Reputation: 23
I have a df with three variable like this:
ORI DEST PAX
1 bog mde 260
2 mde bog 240
3 clo bog 120
4 bog ctg 50
5 ctg bog 30
6 bog clo 100
I want to sum the equal rows of ORI and DEST. For example, row 1 and row 2 are equal because bog-mde is equal than mde-bog. So PAX equal to 260 + 240 = 500. I want to have a output like this:
ORI_DEST PAX
1 bog-mde-bog 500
2 clo-bog-clo 220
3 bog-ctg-bog 80
How you can see, match and sum row 1 with row 2, row 3 with 6 and row 4 with 5. This is similar to mix a vlookup with sum. Please, help me guys.
Upvotes: 1
Views: 47
Reputation: 42582
Alternatively, the pmin()
and pmax()
functions can be used to construct a ROUTE
identifier to aggregate by:
aggregate(df["PAX"],
list(ROUTE = with(df, sprintf("%s-%s", pmin(ORI, DEST), pmax(ORI, DEST)))),
sum)
ROUTE PAX 1 bog-clo 220 2 bog-ctg 80 3 bog-mde 500
library(dplyr)
df %>%
group_by(ROUTE = sprintf("%s-%s", pmin(ORI, DEST), pmax(ORI, DEST))) %>%
summarise(PAX = sum(PAX))
# A tibble: 3 x 2 ROUTE PAX <chr> <int> 1 bog-clo 220 2 bog-ctg 80 3 bog-mde 500
library(data.table)
setDT(df)
df[, .(PAX = sum(PAX)), keyby = .(ROUTE = sprintf("%s-%s", pmin(ORI, DEST), pmax(ORI, DEST)))]

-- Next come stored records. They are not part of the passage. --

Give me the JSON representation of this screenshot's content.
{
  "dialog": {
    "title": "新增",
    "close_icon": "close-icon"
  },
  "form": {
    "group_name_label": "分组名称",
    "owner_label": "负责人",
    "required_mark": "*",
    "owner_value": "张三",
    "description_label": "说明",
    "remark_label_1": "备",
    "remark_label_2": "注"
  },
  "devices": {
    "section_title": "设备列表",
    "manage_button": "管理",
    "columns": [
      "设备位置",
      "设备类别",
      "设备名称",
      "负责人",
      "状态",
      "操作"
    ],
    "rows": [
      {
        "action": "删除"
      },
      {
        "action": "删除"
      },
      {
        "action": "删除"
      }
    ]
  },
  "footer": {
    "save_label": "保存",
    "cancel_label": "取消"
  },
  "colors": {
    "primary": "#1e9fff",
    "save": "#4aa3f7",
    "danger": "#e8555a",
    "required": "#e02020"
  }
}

ROUTE PAX 1: bog-clo 220 2: bog-ctg 80 3: bog-mde 500
Instead of
sprintf("%s-%s", pmin(ORI, DEST), pmax(ORI, DEST))
we can use
paste(pmin(ORI, DEST), pmax(ORI, DEST), sep = "-")
library(data.table)
df <- fread("rn ORI DEST PAX
1 bog mde 260
2 mde bog 240
3 clo bog 120
4 bog ctg 50
5 ctg bog 30
6 bog clo 100", data.table = FALSE)
Upvotes: 0
Reputation: 43
aggregate(df["PAX"],
list(ORI_DEST = apply(df[1:2], 1, function(x)
paste(sort(x), collapse = ", "))),
sum)
# ORI_DEST PAX
#1 bog, clo 220
#2 bog, ctg 80
#3 bog, mde 500
Or use igraph
library(igraph)
g = graph.data.frame(df[c("ORI", "DEST")], directed = FALSE)
E(g)$weight = df$PAX
g2 = simplify(g, edge.attr.comb="sum")
data.frame(get.edgelist(g2), PAX = E(g2)$weight)
# X1 X2 PAX
#1 bog mde 500
#2 bog clo 220
#3 bog ctg 80
Upvotes: 4